There is talk by the announcers of “leadership” in the team. A pitcher usually has it. You’ll often hear a winning pitcher credit her teammates, that she was successful only because they “have her back.” They talk of loving the game.

A regular player often emerges as a leader, just by igniting the team’s enthusiasm for playing the game. Kaitlin Lee, Ole Miss’s ace pitcher, does this. Just watch her in the circle, smiling, even dancing, acknowledging everyone on the field, making everyone feel like they are really contributing, and they are, maybe even surprising themselves as to how far they came in the run up to the World Series.

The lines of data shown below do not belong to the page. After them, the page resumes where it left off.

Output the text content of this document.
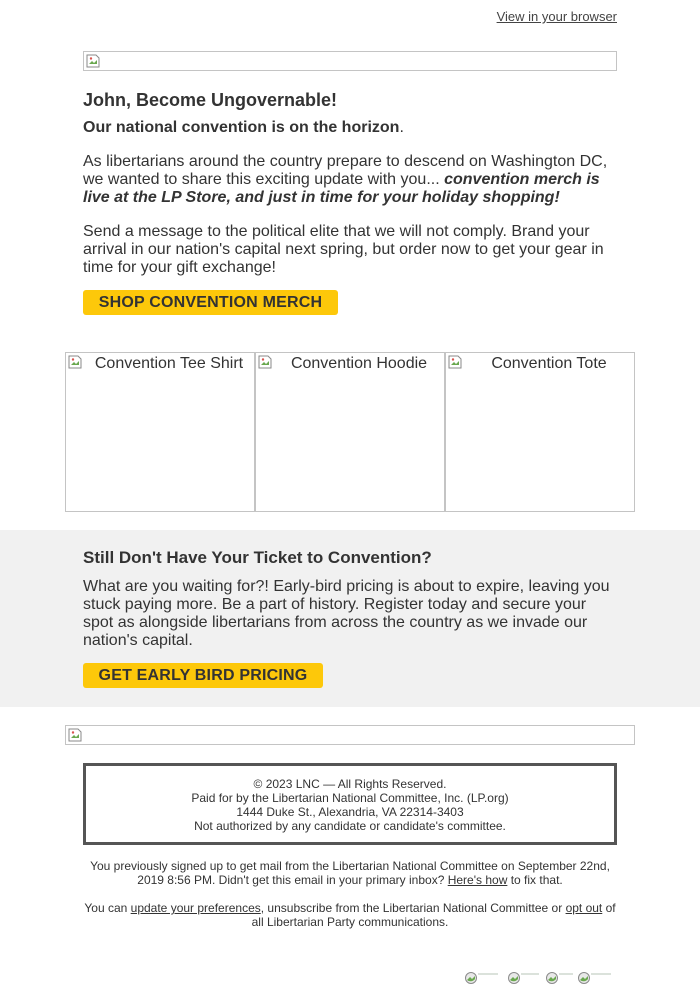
View in your browser

John, Become Ungovernable!

Our national convention is on the horizon.

As libertarians around the country prepare to descend on Washington DC, we wanted to share this exciting update with you... convention merch is live at the LP Store, and just in time for your holiday shopping!

Send a message to the political elite that we will not comply. Brand your arrival in our nation's capital next spring, but order now to get your gear in time for your gift exchange!

SHOP CONVENTION MERCH
Convention Tee Shirt	Convention Hoodie	Convention Tote

Still Don't Have Your Ticket to Convention?

What are you waiting for?! Early-bird pricing is about to expire, leaving you stuck paying more. Be a part of history. Register today and secure your spot as alongside libertarians from across the country as we invade our nation's capital.

GET EARLY BIRD PRICING
© 2023 LNC — All Rights Reserved.
Paid for by the Libertarian National Committee, Inc. (LP.org)
1444 Duke St., Alexandria, VA 22314-3403
Not authorized by any candidate or candidate's committee.
You previously signed up to get mail from the Libertarian National Committee on September 22nd, 2019 8:56 PM. Didn't get this email in your primary inbox? Here's how to fix that.
You can update your preferences, unsubscribe from the Libertarian National Committee or opt out of all Libertarian Party communications.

The coaches, of course, are cited as leaders. Larger goals, those beyond winning the next game, may come from the head coach. Besides instilling good sportsmanship and developing innate skills, the coach needs to do it to enhance the reputation of the college for its commitment to sports as a way to develop students, and to keep money flowing in to support those efforts.

Some coaches, the really great ones, do it for something even higher: to keep the game going. If you win this season, loads of people will be watching next season to see how your team does, and then may look to the Pros to watch softball at an even higher level. The game gets its own webcasting channel you can watch almost every game on. Softball gets stronger and more popular. Even better players are then developed by even better coaches and the audience for the game grows. It is even going to be part of the Olympics in 2020.

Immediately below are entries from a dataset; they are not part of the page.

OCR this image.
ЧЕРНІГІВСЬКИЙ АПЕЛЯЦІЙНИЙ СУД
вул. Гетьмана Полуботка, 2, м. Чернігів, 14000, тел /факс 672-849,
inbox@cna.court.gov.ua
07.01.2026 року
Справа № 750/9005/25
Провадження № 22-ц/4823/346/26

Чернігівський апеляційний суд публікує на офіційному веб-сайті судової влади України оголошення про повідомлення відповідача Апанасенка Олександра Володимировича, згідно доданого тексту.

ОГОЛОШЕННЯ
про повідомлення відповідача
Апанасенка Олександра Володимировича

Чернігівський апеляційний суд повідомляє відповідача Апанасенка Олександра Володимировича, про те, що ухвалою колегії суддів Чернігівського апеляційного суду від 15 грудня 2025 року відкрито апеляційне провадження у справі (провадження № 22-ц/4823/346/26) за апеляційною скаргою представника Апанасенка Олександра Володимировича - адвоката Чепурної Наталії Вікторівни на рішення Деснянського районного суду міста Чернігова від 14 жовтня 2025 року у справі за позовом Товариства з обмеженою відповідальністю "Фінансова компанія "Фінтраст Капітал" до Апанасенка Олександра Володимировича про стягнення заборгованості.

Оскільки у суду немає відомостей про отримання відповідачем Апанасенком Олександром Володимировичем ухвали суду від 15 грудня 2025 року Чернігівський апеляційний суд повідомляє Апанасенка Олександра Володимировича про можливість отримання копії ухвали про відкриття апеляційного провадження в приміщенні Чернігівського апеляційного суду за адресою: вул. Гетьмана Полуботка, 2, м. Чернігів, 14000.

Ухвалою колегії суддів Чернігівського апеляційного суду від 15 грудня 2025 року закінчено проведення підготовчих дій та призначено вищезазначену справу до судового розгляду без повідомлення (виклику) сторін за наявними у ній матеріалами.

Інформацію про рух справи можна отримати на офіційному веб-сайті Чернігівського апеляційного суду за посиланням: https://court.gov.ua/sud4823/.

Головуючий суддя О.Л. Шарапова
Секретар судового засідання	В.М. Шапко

So the performing arts? Keeping it going? Of course, every hit show on Broadway makes that the theatre capital in the USA. Every time there is a good production of a significant play or musical, it makes the theatre popular and thus, stronger. It doesn’t happen just in New York. Just as community theatre is a local place to see those same shows put on by your neighborhood talent, regional theatre boosts the non-Broadway appetite for theatrical excellence.

Everyone, pro or not, who pays attention to details that make the production memorable, keeps the game going. The theatre will be stronger in the community, in the region, on Broadway, in London or Delhi or Beijing, because of the care of the theatre coach who keeps everyone inspired and working to their potential by seeing how each individual contribution makes the whole better. The leader lets each person bring out their unique and individual talent for the good of the whole production.

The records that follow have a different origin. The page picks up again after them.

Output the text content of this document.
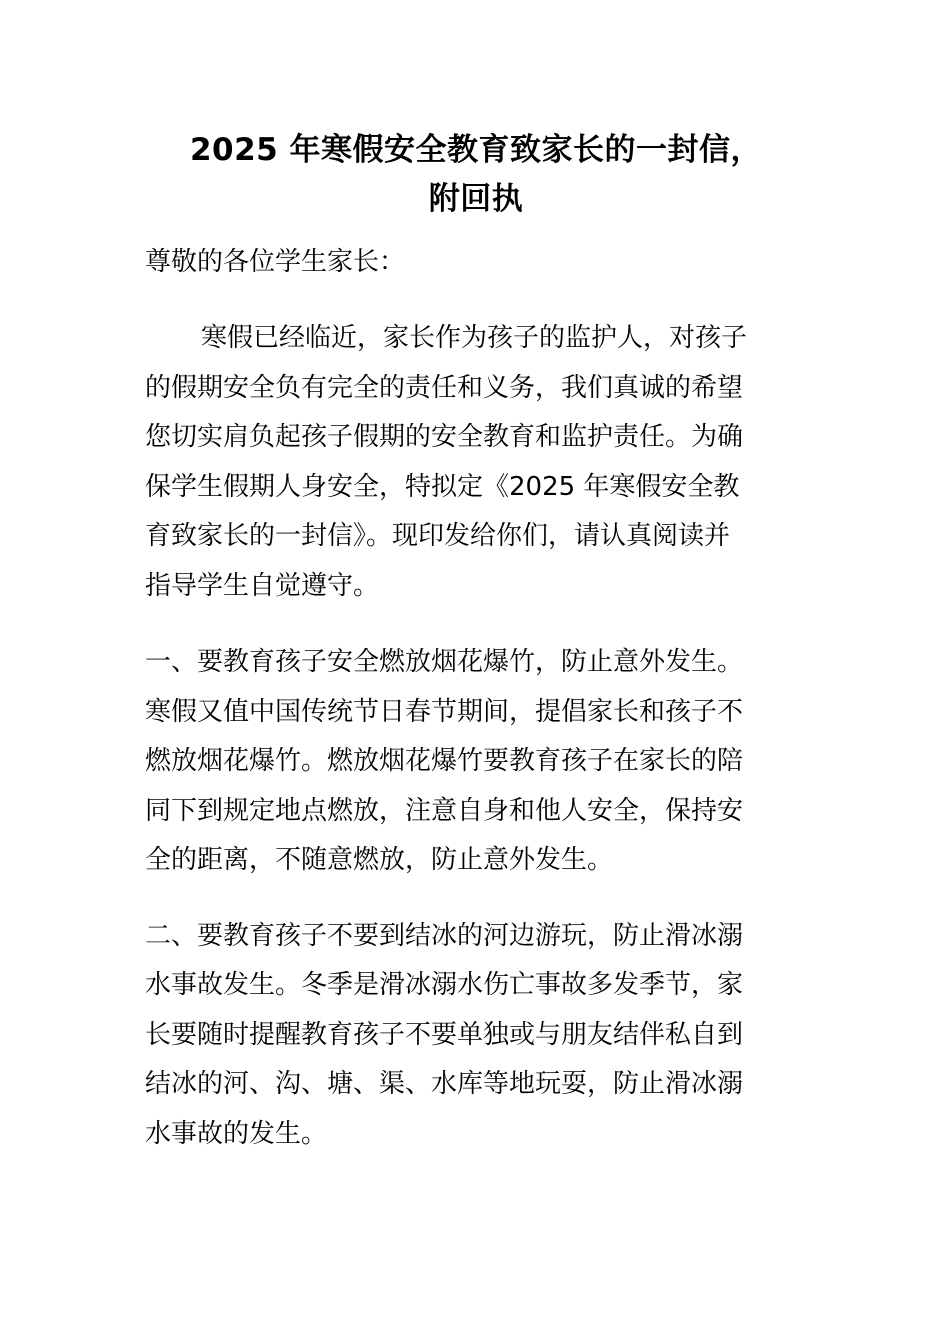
2025 年寒假安全教育致家长的一封信，
附回执

尊敬的各位学生家长：

寒假已经临近，家长作为孩子的监护人，对孩子
的假期安全负有完全的责任和义务，我们真诚的希望
您切实肩负起孩子假期的安全教育和监护责任。为确
保学生假期人身安全，特拟定《2025 年寒假安全教
育致家长的一封信》。现印发给你们，请认真阅读并
指导学生自觉遵守。
一、要教育孩子安全燃放烟花爆竹，防止意外发生。
寒假又值中国传统节日春节期间，提倡家长和孩子不
燃放烟花爆竹。燃放烟花爆竹要教育孩子在家长的陪
同下到规定地点燃放，注意自身和他人安全，保持安
全的距离，不随意燃放，防止意外发生。
二、要教育孩子不要到结冰的河边游玩，防止滑冰溺
水事故发生。冬季是滑冰溺水伤亡事故多发季节，家
长要随时提醒教育孩子不要单独或与朋友结伴私自到
结冰的河、沟、塘、渠、水库等地玩耍，防止滑冰溺
水事故的发生。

And the leader can come from anywhere. It isn’t always the person being paid to lead. You could be a leader by doing your job well and communicating your intentions to make this the best show you have ever done. It happens when you set an example by listening and seeing and understanding what those around you are doing, cheering them on by picking up where they leave off. You know it isn’t all about you, but what talent you bring to the production makes the whole better, especially if everyone else “has your back,” which they will when they see you have theirs.

The game of theatre goes on, way past an individual ambition to be a Broadway star. It becomes timeless because of the efforts of those who see beyond.